Знакомство с концепциями Станиславского, которое впервые состоялось в Лабораторном театре, позволило мне понять суть его работы. Мои учителя Мария Успенская и Ричард Болеславский помогли изучить принципы системы Станиславского.
Меня часто спрашивают, в чем заключается связь между системой Станиславского и тем, что называют методом. Я всегда говорю, что мой метод был основан на принципах и подходах системы Станиславского. Я начал использовать эти подходы в тридцатых годах, когда занимался и работал с начинающими актерами в театре «Груп», а затем, позднее, на своих занятиях в Актерской студии. При этом, говоря о наших собственных приемах, я всегда использовал термин «метод работы», потому что мне никогда не нравился термин «система». Кроме того, из-за многочисленных дискуссий и недопонимания, в чем состоит или не состоит система, а также из-за путаницы, которая возникла из-за сравнения ранних и более поздних периодов работы Станиславского, я не желал перекладывать на мастера ответственность за любые наши ошибки.

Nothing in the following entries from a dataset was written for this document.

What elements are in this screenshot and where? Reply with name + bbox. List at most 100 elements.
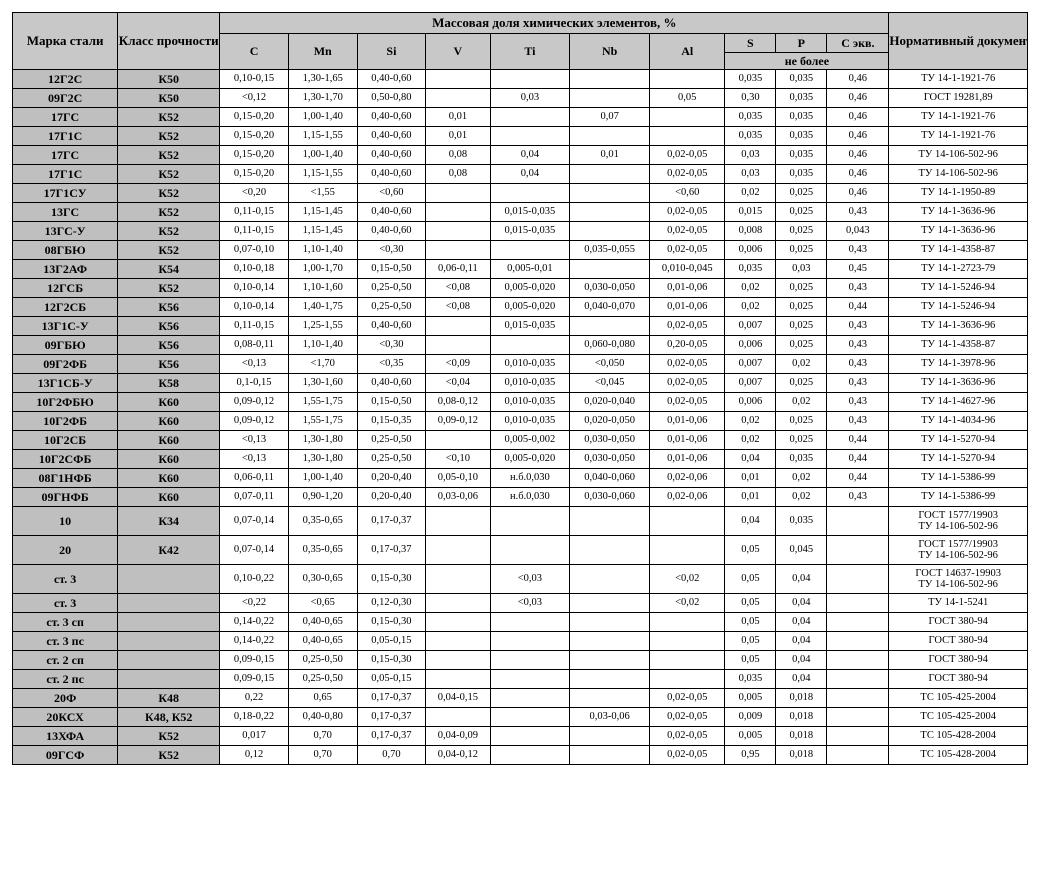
cell-doc: ТУ 14-1-2723-79 bbox=[889, 260, 1028, 279]
cell-V bbox=[426, 594, 490, 613]
cell-Ti bbox=[490, 507, 570, 536]
table-row: 20КСХК48, К520,18-0,220,40-0,800,17-0,37… bbox=[13, 708, 1028, 727]
cell-Nb: 0,035-0,055 bbox=[570, 241, 650, 260]
cell-doc: ГОСТ 1577/19903ТУ 14-106-502-96 bbox=[889, 507, 1028, 536]
cell-Ti: 0,010-0,035 bbox=[490, 374, 570, 393]
cell-steel: 20 bbox=[13, 536, 118, 565]
table-row: ст. 3 пс0,14-0,220,40-0,650,05-0,150,050… bbox=[13, 632, 1028, 651]
cell-steel: 09ГНФБ bbox=[13, 488, 118, 507]
cell-steel: 10Г2СБ bbox=[13, 431, 118, 450]
cell-Ti: 0,03 bbox=[490, 89, 570, 108]
cell-V: 0,05-0,10 bbox=[426, 469, 490, 488]
cell-S: 0,05 bbox=[725, 594, 776, 613]
cell-doc: ТУ 14-1-1921-76 bbox=[889, 127, 1028, 146]
cell-steel: ст. 3 bbox=[13, 594, 118, 613]
cell-V bbox=[426, 222, 490, 241]
cell-Si: 0,40-0,60 bbox=[357, 146, 426, 165]
cell-Mn: 1,30-1,80 bbox=[288, 431, 357, 450]
cell-klass: К52 bbox=[118, 108, 220, 127]
cell-Si: 0,40-0,60 bbox=[357, 70, 426, 89]
cell-S: 0,005 bbox=[725, 727, 776, 746]
cell-Cekv bbox=[827, 708, 889, 727]
cell-V bbox=[426, 89, 490, 108]
cell-Nb bbox=[570, 689, 650, 708]
table-row: 12Г2СБК560,10-0,141,40-1,750,25-0,50<0,0… bbox=[13, 298, 1028, 317]
cell-doc: ТУ 14-1-1921-76 bbox=[889, 70, 1028, 89]
cell-Mn: 1,15-1,45 bbox=[288, 203, 357, 222]
cell-Si: 0,05-0,15 bbox=[357, 670, 426, 689]
cell-klass bbox=[118, 670, 220, 689]
cell-Al: 0,02-0,05 bbox=[650, 222, 725, 241]
cell-steel: ст. 3 сп bbox=[13, 613, 118, 632]
cell-Nb bbox=[570, 165, 650, 184]
cell-steel: 13ГС bbox=[13, 203, 118, 222]
cell-klass: К58 bbox=[118, 374, 220, 393]
cell-Cekv: 0,44 bbox=[827, 450, 889, 469]
cell-C: 0,07-0,14 bbox=[220, 536, 289, 565]
cell-Al bbox=[650, 632, 725, 651]
cell-Si: 0,40-0,60 bbox=[357, 165, 426, 184]
cell-V: 0,08-0,12 bbox=[426, 393, 490, 412]
cell-Ti: 0,04 bbox=[490, 165, 570, 184]
cell-doc: ГОСТ 380-94 bbox=[889, 613, 1028, 632]
cell-P: 0,04 bbox=[776, 632, 827, 651]
cell-V bbox=[426, 565, 490, 594]
cell-Nb bbox=[570, 536, 650, 565]
cell-Mn: 1,30-1,60 bbox=[288, 374, 357, 393]
cell-Nb: 0,020-0,040 bbox=[570, 393, 650, 412]
cell-C: 0,11-0,15 bbox=[220, 317, 289, 336]
col-group: Массовая доля химических элементов, % bbox=[220, 13, 889, 34]
cell-doc: ТС 105-425-2004 bbox=[889, 689, 1028, 708]
cell-C: 0,1-0,15 bbox=[220, 374, 289, 393]
col-ti: Ti bbox=[490, 34, 570, 70]
col-v: V bbox=[426, 34, 490, 70]
cell-P: 0,025 bbox=[776, 222, 827, 241]
cell-Ti: 0,005-0,002 bbox=[490, 431, 570, 450]
cell-Cekv: 0,46 bbox=[827, 89, 889, 108]
cell-klass bbox=[118, 594, 220, 613]
cell-Si: <0,35 bbox=[357, 355, 426, 374]
cell-Cekv bbox=[827, 746, 889, 765]
cell-P: 0,04 bbox=[776, 594, 827, 613]
table-row: 12Г2СК500,10-0,151,30-1,650,40-0,600,035… bbox=[13, 70, 1028, 89]
cell-Al: 0,02-0,05 bbox=[650, 317, 725, 336]
cell-Cekv: 0,43 bbox=[827, 336, 889, 355]
cell-S: 0,015 bbox=[725, 203, 776, 222]
cell-P: 0,04 bbox=[776, 670, 827, 689]
cell-C: 0,12 bbox=[220, 746, 289, 765]
cell-Si: 0,15-0,30 bbox=[357, 613, 426, 632]
cell-Al bbox=[650, 127, 725, 146]
cell-Cekv bbox=[827, 670, 889, 689]
cell-klass bbox=[118, 613, 220, 632]
cell-P: 0,025 bbox=[776, 317, 827, 336]
cell-V: <0,10 bbox=[426, 450, 490, 469]
cell-C: 0,10-0,15 bbox=[220, 70, 289, 89]
cell-Ti: 0,005-0,020 bbox=[490, 450, 570, 469]
cell-P: 0,035 bbox=[776, 127, 827, 146]
cell-V bbox=[426, 708, 490, 727]
cell-Ti bbox=[490, 70, 570, 89]
cell-klass: К52 bbox=[118, 127, 220, 146]
table-row: 20К420,07-0,140,35-0,650,17-0,370,050,04… bbox=[13, 536, 1028, 565]
cell-S: 0,006 bbox=[725, 241, 776, 260]
cell-Nb bbox=[570, 507, 650, 536]
cell-Cekv: 0,43 bbox=[827, 374, 889, 393]
cell-Al bbox=[650, 613, 725, 632]
cell-V: 0,06-0,11 bbox=[426, 260, 490, 279]
cell-klass: К52 bbox=[118, 746, 220, 765]
cell-doc: ТУ 14-106-502-96 bbox=[889, 165, 1028, 184]
cell-V: <0,08 bbox=[426, 279, 490, 298]
table-row: 13Г2АФК540,10-0,181,00-1,700,15-0,500,06… bbox=[13, 260, 1028, 279]
cell-Al bbox=[650, 536, 725, 565]
table-row: 17Г1СК520,15-0,201,15-1,550,40-0,600,080… bbox=[13, 165, 1028, 184]
cell-Si: 0,25-0,50 bbox=[357, 279, 426, 298]
cell-doc: ТУ 14-1-5241 bbox=[889, 594, 1028, 613]
cell-Cekv bbox=[827, 632, 889, 651]
cell-doc: ТС 105-428-2004 bbox=[889, 727, 1028, 746]
cell-klass: К34 bbox=[118, 507, 220, 536]
table-row: 10Г2СФБК60<0,131,30-1,800,25-0,50<0,100,… bbox=[13, 450, 1028, 469]
cell-klass: К60 bbox=[118, 469, 220, 488]
table-row: 10Г2ФБК600,09-0,121,55-1,750,15-0,350,09… bbox=[13, 412, 1028, 431]
cell-steel: 13Г2АФ bbox=[13, 260, 118, 279]
cell-doc: ТУ 14-1-4358-87 bbox=[889, 241, 1028, 260]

Работа, которую я представляю, может отныне законно носить название метод. Она основана не только на приемах Станиславского, но и на последующих уточнениях и доработках, которые внес Вахтангов. Я также добавил свою собственную интерпретацию и методы. Наше понимание, анализ, практические упражнения и дополнения позволили нам внести значительный вклад в завершение работы Станиславского. Мои собственные открытия в театре «Груп», в Актерской студии и на частных уроках привели меня к ответам на вопросы, связанные с задачами актерской выразительности.

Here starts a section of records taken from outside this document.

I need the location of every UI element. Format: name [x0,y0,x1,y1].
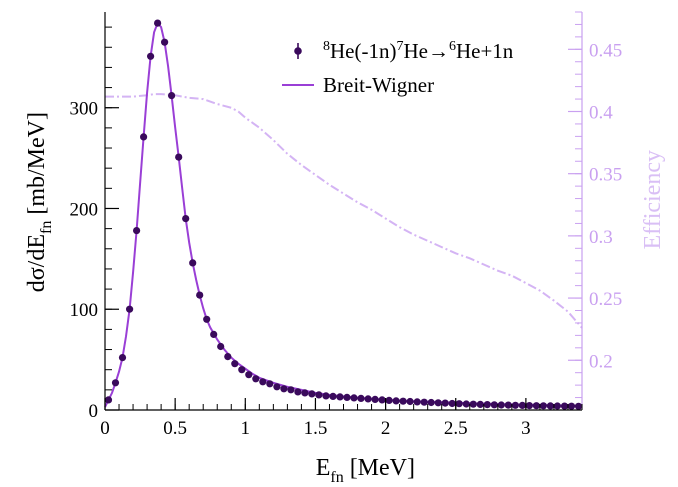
y2-tick-label: 0.2 [589,351,613,372]
efficiency-line [105,93,583,329]
data-point [224,353,232,361]
y-axis-title: dσ/dEfn [mb/MeV] [24,112,55,292]
data-point [476,400,484,408]
data-point [161,38,169,46]
data-point [511,401,519,409]
data-point [189,259,197,267]
data-point [273,383,281,391]
data-point [203,315,211,323]
data-point [252,375,260,383]
data-point [399,397,407,405]
y-tick-label: 300 [70,99,99,120]
data-point [539,402,548,410]
y2-tick-label: 0.25 [589,289,622,310]
data-point [420,398,428,406]
data-point [532,402,541,410]
legend-label-data: 8He(-1n)7He→6He+1n [323,39,514,63]
data-point [392,397,400,405]
data-point [427,398,435,407]
data-point [147,52,155,60]
data-point [357,394,365,402]
data-point [504,401,512,409]
data-point [111,379,120,387]
data-point [315,391,323,399]
x-tick-label: 3 [521,418,531,439]
data-point [140,133,148,141]
data-point [497,401,505,409]
data-point [483,401,491,409]
data-point [518,401,527,409]
data-point [322,392,330,400]
plot-area [104,19,583,410]
legend-label-fit: Breit-Wigner [323,73,434,97]
data-point [294,388,302,396]
data-point [343,393,351,401]
data-point [126,305,134,313]
data-point [448,399,456,408]
data-point [574,402,583,410]
data-point [378,396,386,404]
y-tick-label: 100 [70,300,99,321]
data-points [104,19,583,410]
y-tick-label: 0 [89,401,99,422]
data-point [567,402,576,410]
data-point [469,400,477,408]
data-point [350,394,358,402]
data-point [175,153,183,161]
data-point [182,215,190,223]
y2-tick-label: 0.4 [589,103,613,124]
data-point [455,400,463,408]
data-point [287,386,295,394]
data-point [441,399,449,407]
data-point [259,378,267,386]
y2-tick-label: 0.45 [589,40,622,61]
data-point [168,92,176,100]
data-point [560,402,569,410]
data-point [462,400,470,408]
data-point [413,398,421,406]
x-axis-title: Efn [MeV] [316,455,415,486]
data-point [217,342,225,351]
x-tick-label: 0 [100,418,110,439]
y2-tick-label: 0.3 [589,227,613,248]
legend-marker-data [294,47,302,55]
data-point [329,392,337,400]
x-tick-label: 2 [381,418,391,439]
data-point [553,402,562,410]
data-point [196,291,204,299]
data-point [118,354,127,362]
data-point [364,395,372,403]
axes: 0 0.5 1 1.5 2 2.5 3 0 100 200 300 0.2 0.25 0.3 0.35 0.4… [24,11,666,486]
data-point [266,380,274,388]
data-point [154,19,162,27]
x-tick-label: 1 [241,418,251,439]
data-point [133,227,141,235]
data-point [371,395,379,403]
x-tick-label: 2.5 [444,418,468,439]
data-point [525,402,534,410]
data-point [231,360,239,368]
y2-tick-label: 0.35 [589,165,622,186]
y2-axis-title: Efficiency [640,150,666,250]
y-tick-label: 200 [70,199,99,220]
data-point [104,396,113,404]
data-point [490,401,498,409]
data-point [280,385,288,393]
data-point [301,389,309,397]
data-point [210,330,218,338]
data-point [238,366,246,374]
data-point [336,393,344,401]
data-point [406,397,414,406]
data-point [245,371,253,379]
x-tick-label: 0.5 [163,418,187,439]
data-point [308,390,316,398]
x-tick-label: 1.5 [304,418,328,439]
data-point [434,399,442,407]
data-point [385,396,393,404]
legend: 8He(-1n)7He→6He+1n Breit-Wigner [282,39,514,97]
data-point [546,402,555,410]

Таким образом, мой метод – это итог работы, посвященной задаче актера, которую я проделал за последние восемьдесят лет. В некоторой степени я несу за нее ответственность и сейчас могу говорить о ней довольно авторитетно. Мой собственный вклад заключался в развитии, обучении и руководстве коллективом театра «Груп». Здесь мы применяли приемы и подходы метода в уже сложившемся театральном сообществе. С 1948 года, во время моей работы художественным руководителем Актерской студии и на частных уроках мы старались применять наши наработки при подготовке каждого актера. В следующих главах я собираюсь описать дополнительные открытия и упражнения, до которых за много лет дошел опытным путем.

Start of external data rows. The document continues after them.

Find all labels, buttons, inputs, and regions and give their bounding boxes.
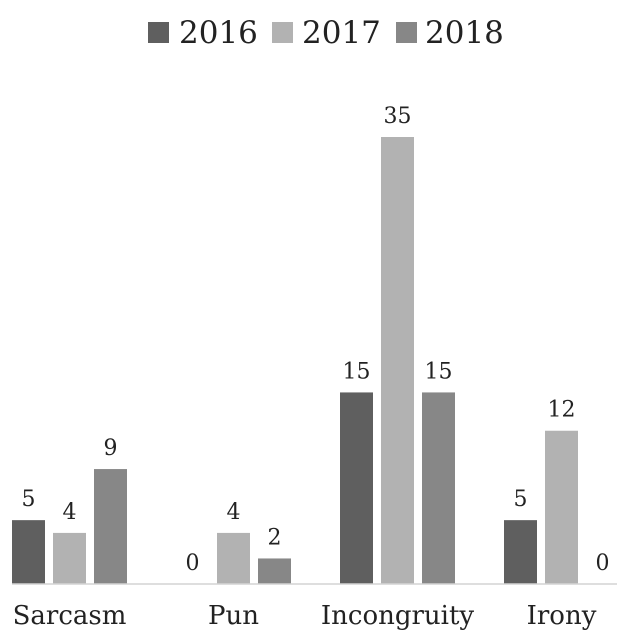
category-labels: Sarcasm Pun Incongruity Irony — [13, 601, 597, 631]
bar-incongruity-2016 — [340, 392, 373, 584]
bar-incongruity-2017 — [381, 137, 414, 584]
bar-pun-2018 — [258, 558, 291, 584]
value-label-incongruity-2017: 35 — [384, 104, 412, 129]
category-label-pun: Pun — [208, 601, 259, 630]
value-label-pun-2017: 4 — [227, 500, 241, 525]
value-label-incongruity-2016: 15 — [343, 359, 371, 384]
bar-irony-2017 — [545, 430, 578, 584]
legend-swatch-2016 — [148, 22, 169, 43]
bar-sarcasm-2018 — [94, 469, 127, 584]
bar-incongruity-2018 — [422, 392, 455, 584]
category-label-irony: Irony — [527, 601, 597, 630]
bar-sarcasm-2017 — [53, 532, 86, 584]
legend-swatch-2018 — [396, 22, 417, 43]
legend: 2016 2017 2018 — [148, 15, 504, 51]
value-label-irony-2017: 12 — [548, 398, 576, 423]
value-label-pun-2018: 2 — [268, 525, 282, 550]
bar-irony-2016 — [504, 520, 537, 584]
value-label-pun-2016: 0 — [186, 551, 200, 576]
value-labels: 5 4 9 0 4 2 15 35 15 5 12 0 — [22, 104, 610, 576]
category-label-incongruity: Incongruity — [321, 601, 475, 630]
value-label-sarcasm-2017: 4 — [63, 500, 77, 525]
value-label-incongruity-2018: 15 — [425, 359, 453, 384]
legend-label-2017: 2017 — [302, 15, 381, 51]
value-label-sarcasm-2018: 9 — [104, 436, 118, 461]
bar-sarcasm-2016 — [12, 520, 45, 584]
legend-label-2018: 2018 — [425, 15, 504, 51]
value-label-sarcasm-2016: 5 — [22, 487, 36, 512]
legend-label-2016: 2016 — [179, 15, 258, 51]
bars — [12, 137, 578, 584]
value-label-irony-2016: 5 — [514, 487, 528, 512]
value-label-irony-2018: 0 — [596, 551, 610, 576]
legend-swatch-2017 — [272, 22, 293, 43]
bar-pun-2017 — [217, 532, 250, 584]
category-label-sarcasm: Sarcasm — [13, 601, 127, 630]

Одним из моих главных открытий во время работы режиссером в театре «Груп» было изменение формулировки «если бы» Станиславского. Как я упоминал ранее, формулировка Станиславского «если бы» строится на следующем предположении: как бы вы стали себя вести при определенных обстоятельствах в пьесе, что бы стали делать, что бы вы почувствовали, как бы стали реагировать. Такой подход пригоден для пьес, в которых актер может опираться на собственный жизненный и психологический опыт, однако он не может помочь актеру добиться необходимого накала страстей и героического поведения, характерного для великих классических постановок. Вахтангов, посвятивший себя поиску более ясных театральных замыслов и форм, переформулировал Станиславского следующим образом: «Обстоятельства сцены указывают на то, что персонаж должен вести себя определенным образом. Что бы могло мотивировать вас как актера вести себя точно так же?»
В ранних постановках театра «Груп» я также обнаружил, что формулировка Станиславского «если бы» оказывалась несостоятельной при решении разнообразных задач, связанных с нашими спектаклями и нашими актерами, поэтому для практического применения я обратился к доработанной формулировке Вахтангова. Мне она казалась верной как для решения проблем наших постановок, так и для устранения тех ограничений, которые признавал сам Станиславский.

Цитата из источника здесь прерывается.